That’s according to the outgoing U.S. Attorney for Minnesota, Andy Luger. And he should know.
Luger, a Biden appointee, announced that he will step down next month and sat down with KSTP-TV’s Jay Kolls for an exit interview. KSTP points out that Luger’s office has prosecuted 70 individuals over the past two years in the Feeding Our Future fraud scandal. Luger tells KSTP,
“I think there needs to be a lot more done, and people need to have serious conversations and getting to the root of this and stopping it before it happens,” Luger said. “I just see it and no other state had a Feeding Our Future. We did. No other states have had the kinds of problems we’ve had with government fraud, but other states have problems we don’t have.”
He’s correct. As I’ve been documenting in my ScandalTracker 2024TM just about any state government social service program that pays out taxpayer money to private companies (nonprofit or for-profit) has a problem with industrial-scale fraud.
Why is that? The state’s Legislative Auditor, Judy Randall, explained last summer,
The state agencies don’t necessarily approach their work with an oversight and regulatory mindset… We haven’t seen evidence of the skillset that is needed — not trusting people.

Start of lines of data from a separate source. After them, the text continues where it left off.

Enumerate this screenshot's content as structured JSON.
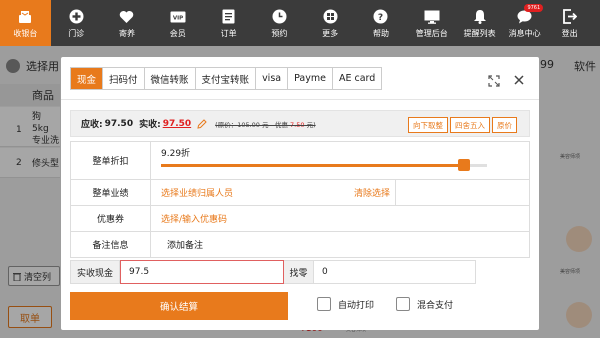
{
  "nav": {
    "items": [
      {
        "label": "收银台",
        "icon": "cashier-icon",
        "active": true
      },
      {
        "label": "门诊",
        "icon": "clinic-plus-icon"
      },
      {
        "label": "寄养",
        "icon": "heart-icon"
      },
      {
        "label": "会员",
        "icon": "vip-card-icon"
      },
      {
        "label": "订单",
        "icon": "order-doc-icon"
      },
      {
        "label": "预约",
        "icon": "clock-icon"
      },
      {
        "label": "更多",
        "icon": "grid-icon"
      },
      {
        "label": "帮助",
        "icon": "help-icon"
      },
      {
        "label": "管理后台",
        "icon": "monitor-icon"
      },
      {
        "label": "提醒列表",
        "icon": "bell-icon"
      },
      {
        "label": "消息中心",
        "icon": "chat-icon",
        "badge": "9761"
      },
      {
        "label": "登出",
        "icon": "logout-icon"
      }
    ]
  },
  "background": {
    "customer_label": "选择用",
    "table_header": "商品",
    "rows": [
      {
        "num": "1",
        "name_line1": "狗 5kg",
        "name_line2": "专业洗"
      },
      {
        "num": "2",
        "name_line1": "修头型",
        "name_line2": ""
      }
    ],
    "right_price": "99",
    "right_soft": "软件",
    "staff_label": "美容师项",
    "clear_label": "清空列",
    "hang_label": "取单",
    "bottom_price": "¥100",
    "bottom_staff": "美容师项"
  },
  "modal": {
    "tabs": [
      "现金",
      "扫码付",
      "微信转账",
      "支付宝转账",
      "visa",
      "Payme",
      "AE card"
    ],
    "active_tab": 0,
    "due_label": "应收:",
    "due_value": "97.50",
    "actual_label": "实收:",
    "actual_value": "97.50",
    "original_text": "(原价：105.00 元 - 优惠 ",
    "discount_text": "7.50",
    "original_suffix": " 元)",
    "round_buttons": [
      "向下取整",
      "四舍五入",
      "原价"
    ],
    "discount_row": {
      "label": "整单折扣",
      "value": "9.29折",
      "level": 0.929
    },
    "performance_row": {
      "label": "整单业绩",
      "placeholder": "选择业绩归属人员",
      "clear": "清除选择"
    },
    "coupon_row": {
      "label": "优惠券",
      "placeholder": "选择/输入优惠码"
    },
    "remark_row": {
      "label": "备注信息",
      "action": "添加备注"
    },
    "cash_label": "实收现金",
    "cash_value": "97.5",
    "change_label": "找零",
    "change_value": "0",
    "confirm_label": "确认结算",
    "auto_print": "自动打印",
    "mixed_pay": "混合支付"
  },
  "colors": {
    "accent": "#e87a1c",
    "nav_bg": "#3b3b3b",
    "danger": "#e02020"
  }
}
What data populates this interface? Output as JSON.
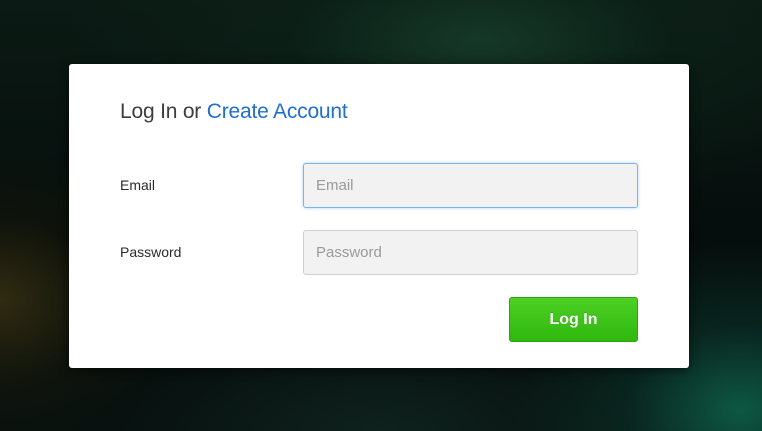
{
  "login_card": {
    "heading_prefix": "Log In or ",
    "create_account_link": "Create Account",
    "email_label": "Email",
    "email_placeholder": "Email",
    "email_value": "",
    "password_label": "Password",
    "password_placeholder": "Password",
    "password_value": "",
    "login_button_label": "Log In"
  },
  "colors": {
    "link": "#1f6fcf",
    "button_green": "#2fb80f",
    "focus_border": "#7bb4ea"
  }
}
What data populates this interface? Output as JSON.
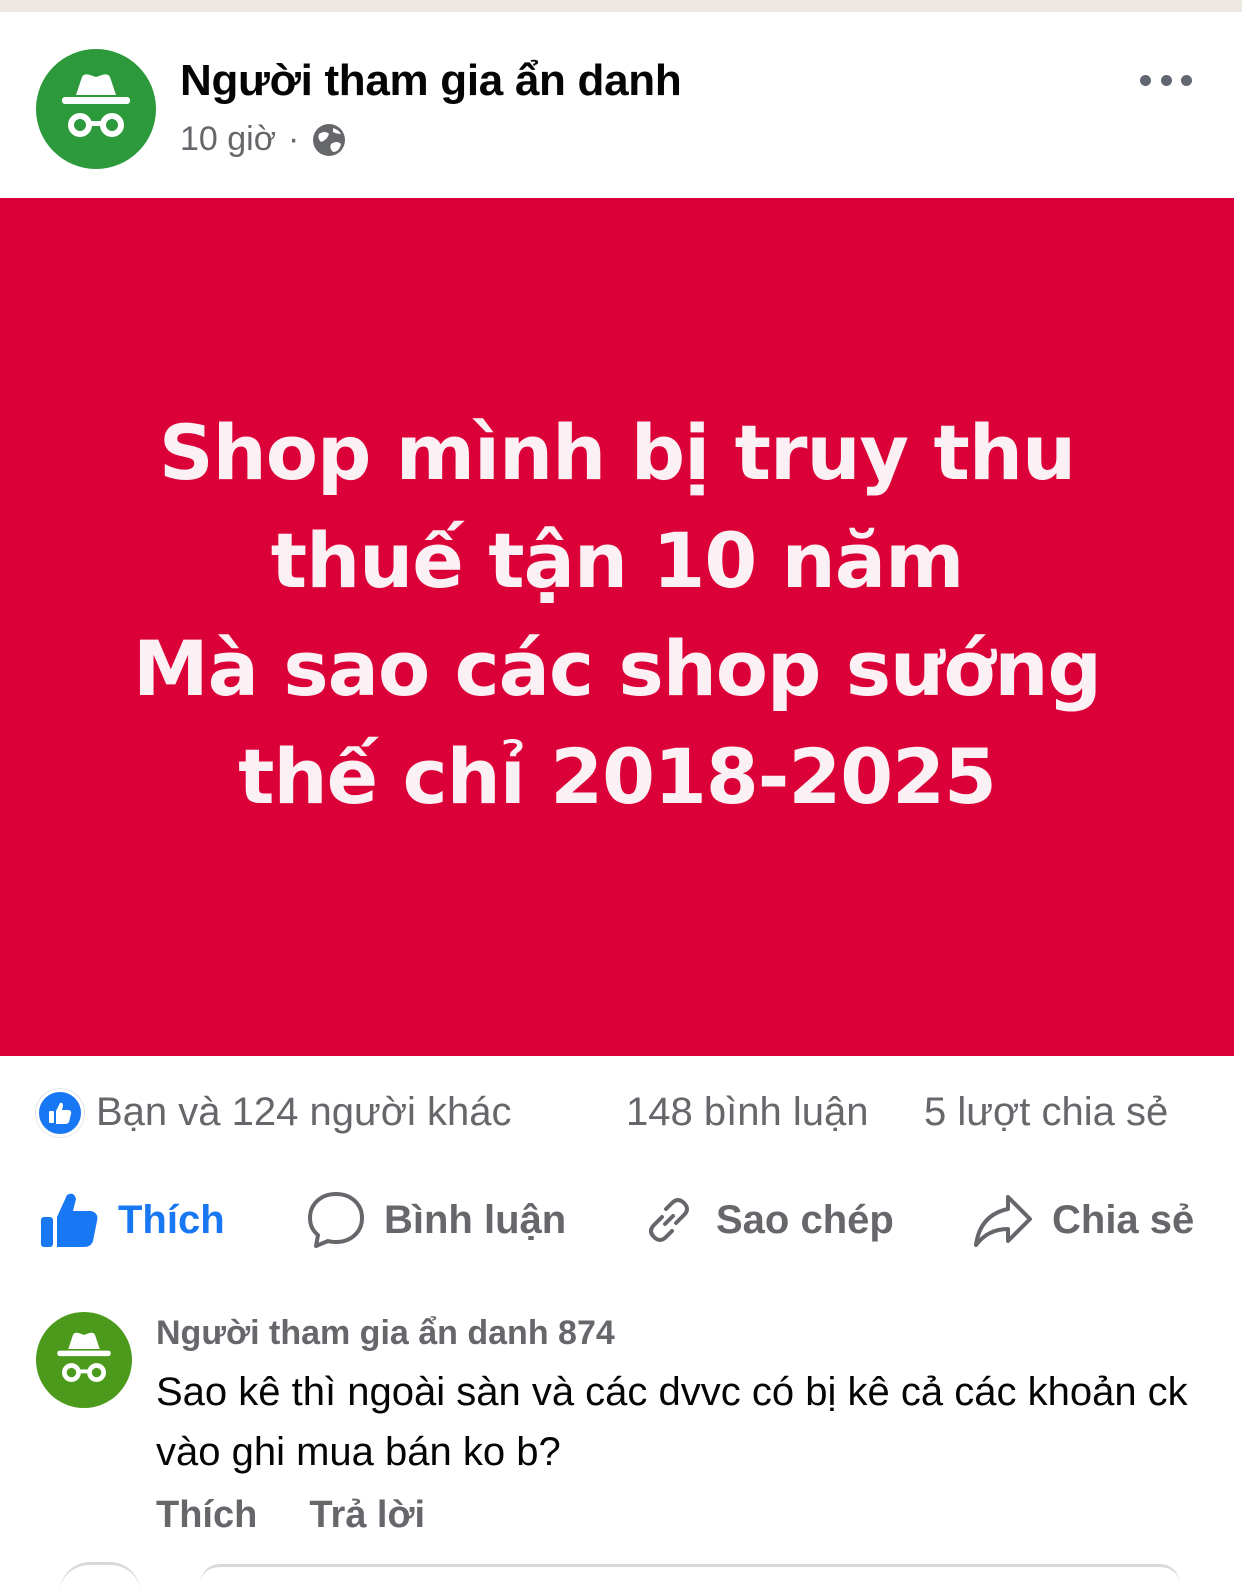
{
  "post": {
    "author": "Người tham gia ẩn danh",
    "time": "10 giờ",
    "separator": "·",
    "audience_icon": "globe-icon",
    "menu_icon": "more-options-icon"
  },
  "banner": {
    "background": "#dc0038",
    "text_color": "#fbf0f4",
    "lines": [
      "Shop mình bị truy thu",
      "thuế tận 10 năm",
      "Mà sao các shop sướng",
      "thế chỉ 2018-2025"
    ]
  },
  "stats": {
    "reactors": "Bạn và 124 người khác",
    "comments": "148 bình luận",
    "shares": "5 lượt chia sẻ"
  },
  "actions": {
    "like": "Thích",
    "comment": "Bình luận",
    "copy": "Sao chép",
    "share": "Chia sẻ",
    "active_color": "#1877f2"
  },
  "comment": {
    "author": "Người tham gia ẩn danh 874",
    "text": "Sao kê thì ngoài sàn và các dvvc có bị kê cả các khoản ck vào ghi mua bán ko b?",
    "like": "Thích",
    "reply": "Trả lời"
  }
}
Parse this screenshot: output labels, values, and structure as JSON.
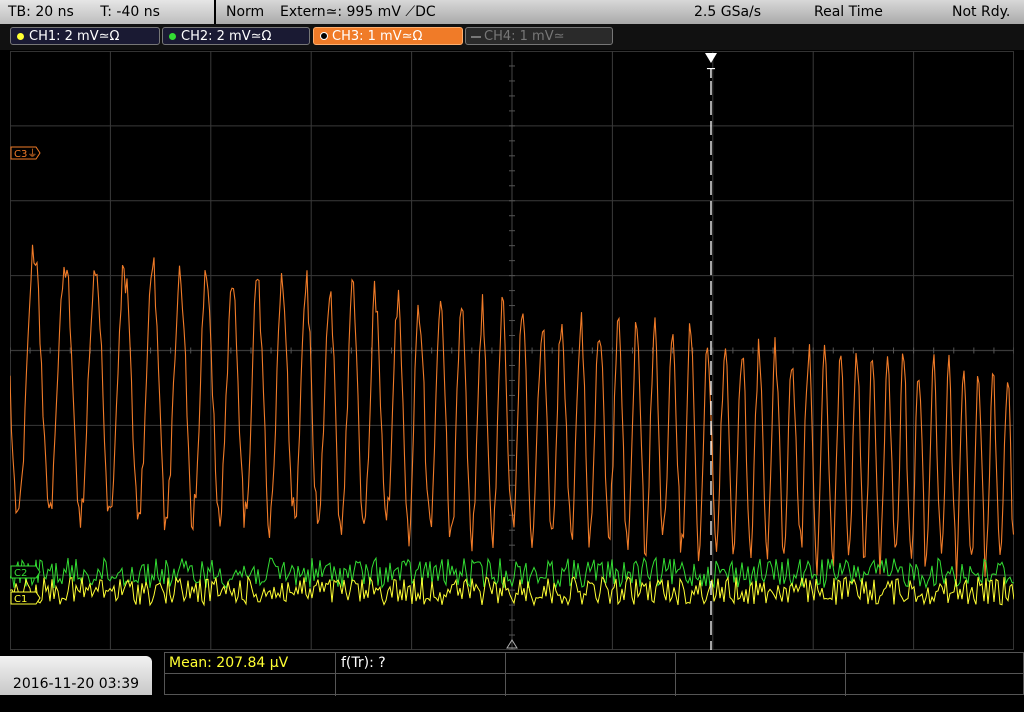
{
  "header": {
    "timebase": "TB: 20 ns",
    "trigger_time": "T: -40 ns",
    "mode": "Norm",
    "trigger": "Extern≃: 995 mV ⟋DC",
    "sample_rate": "2.5 GSa/s",
    "acq_mode": "Real Time",
    "status": "Not Rdy."
  },
  "channels": [
    {
      "label": "CH1: 2 mV≃Ω",
      "color": "#ffff33",
      "active": true
    },
    {
      "label": "CH2: 2 mV≃Ω",
      "color": "#33dd33",
      "active": true
    },
    {
      "label": "CH3: 1 mV≃Ω",
      "color": "#f07b28",
      "active": true,
      "selected": true
    },
    {
      "label": "CH4: 1 mV≃",
      "color": "#777777",
      "active": false
    }
  ],
  "markers": {
    "ch3_ref": "C3⏚",
    "ch2_ref": "C2",
    "ch1_ref": "C1",
    "trigger": "T"
  },
  "measurements": {
    "mean": "Mean: 207.84 µV",
    "freq": "f(Tr): ?"
  },
  "footer": {
    "datetime": "2016-11-20 03:39"
  },
  "colors": {
    "ch1": "#ffff33",
    "ch2": "#33dd33",
    "ch3": "#f07b28",
    "grid": "#3a3a3a"
  }
}
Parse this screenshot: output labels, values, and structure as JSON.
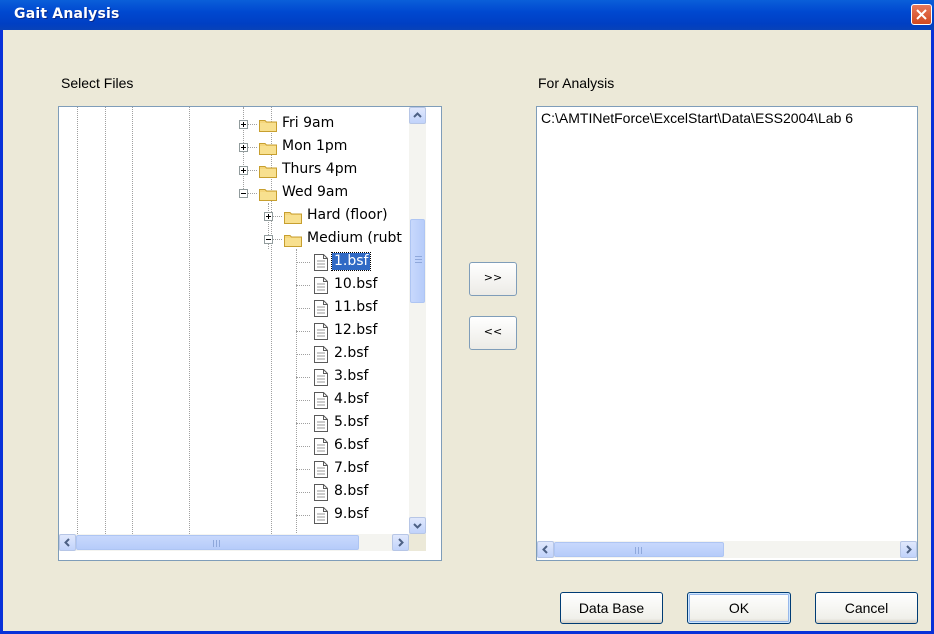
{
  "window": {
    "title": "Gait Analysis"
  },
  "select_files": {
    "label": "Select Files"
  },
  "for_analysis": {
    "label": "For Analysis",
    "items": [
      "C:\\AMTINetForce\\ExcelStart\\Data\\ESS2004\\Lab 6"
    ]
  },
  "tree": {
    "folders": [
      "Fri 9am",
      "Mon 1pm",
      "Thurs 4pm",
      "Wed 9am"
    ],
    "subfolders": [
      "Hard (floor)",
      "Medium (rubt"
    ],
    "files": [
      "1.bsf",
      "10.bsf",
      "11.bsf",
      "12.bsf",
      "2.bsf",
      "3.bsf",
      "4.bsf",
      "5.bsf",
      "6.bsf",
      "7.bsf",
      "8.bsf",
      "9.bsf"
    ],
    "selected_file": "1.bsf"
  },
  "buttons": {
    "add": ">>",
    "remove": "<<",
    "database": "Data Base",
    "ok": "OK",
    "cancel": "Cancel"
  },
  "colors": {
    "title_bar": "#0048d0",
    "selection": "#316ac5",
    "dialog_bg": "#ece9d8"
  }
}
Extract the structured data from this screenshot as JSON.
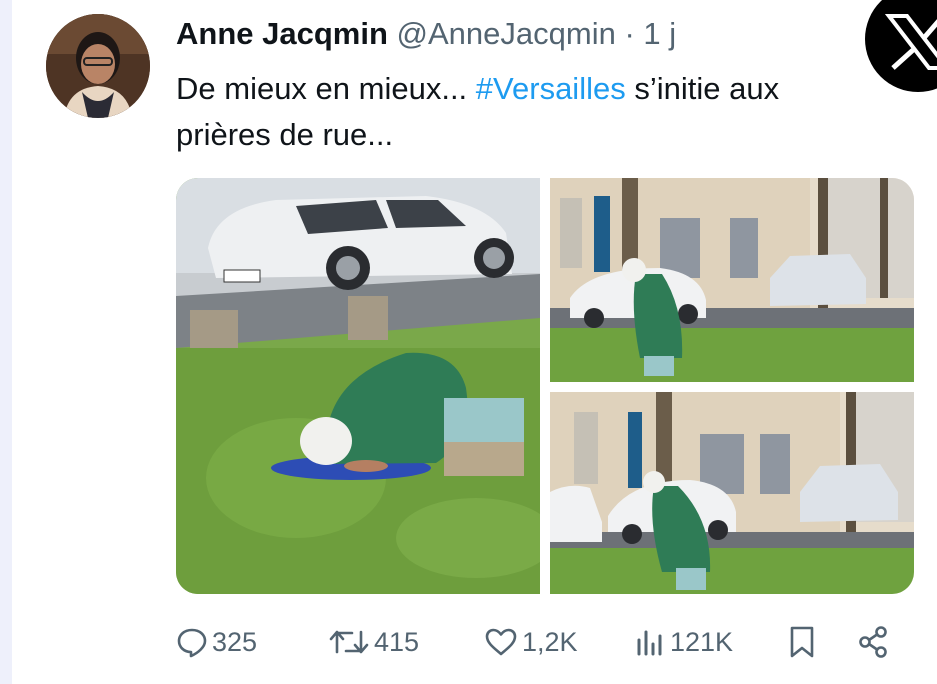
{
  "tweet": {
    "author_name": "Anne Jacqmin",
    "handle": "@AnneJacqmin",
    "separator": "·",
    "time": "1 j",
    "text_before": "De mieux en mieux... ",
    "hashtag": "#Versailles",
    "text_after": " s’initie aux prières de rue..."
  },
  "actions": {
    "replies": "325",
    "reposts": "415",
    "likes": "1,2K",
    "views": "121K"
  },
  "icons": {
    "platform": "x-logo-icon",
    "reply": "speech-bubble-icon",
    "repost": "repost-arrows-icon",
    "like": "heart-icon",
    "views": "bar-chart-icon",
    "bookmark": "bookmark-icon",
    "share": "share-icon"
  },
  "colors": {
    "text": "#0f1419",
    "secondary": "#536471",
    "hashtag": "#1d9bf0",
    "background": "#eef0fb"
  }
}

Too often, state bureaucrats see their job as “helping people” by helping the helpers, the companies and nonprofits that provide services to low-income families. Taking the time to perform due diligence, oversight, or investigation of the middlemen is seen as delaying the help that ultimate recipients so desperately need.
But the “compassion” and “empathy” exhibited by the state’s bureaucrats and politicians has backfired. Support for these social service programs is plummeting among taxpayers and voters. Our exclusive Thinking Minnesota polling shows that voters believe that more than one-third (34 percent) of all state spending is wasted by state government.
My colleague Bill Walsh thinks that one useful step would be to empower the already existing, elected office of State Auditor to go after waste and fraud in state government.
Most voters already think that the State Auditor already does that. But unlike the appointed Legislative Auditor, and despite the name, the State Auditor’s domain is confined to auditing local government.
Let’s broaden the powers of the State Auditor and invite Minnesota voters to elect a real watchdog to the post in 2026. A true “state” auditor–independent, separately elected–would be empowered to go after fraud without fear or favor.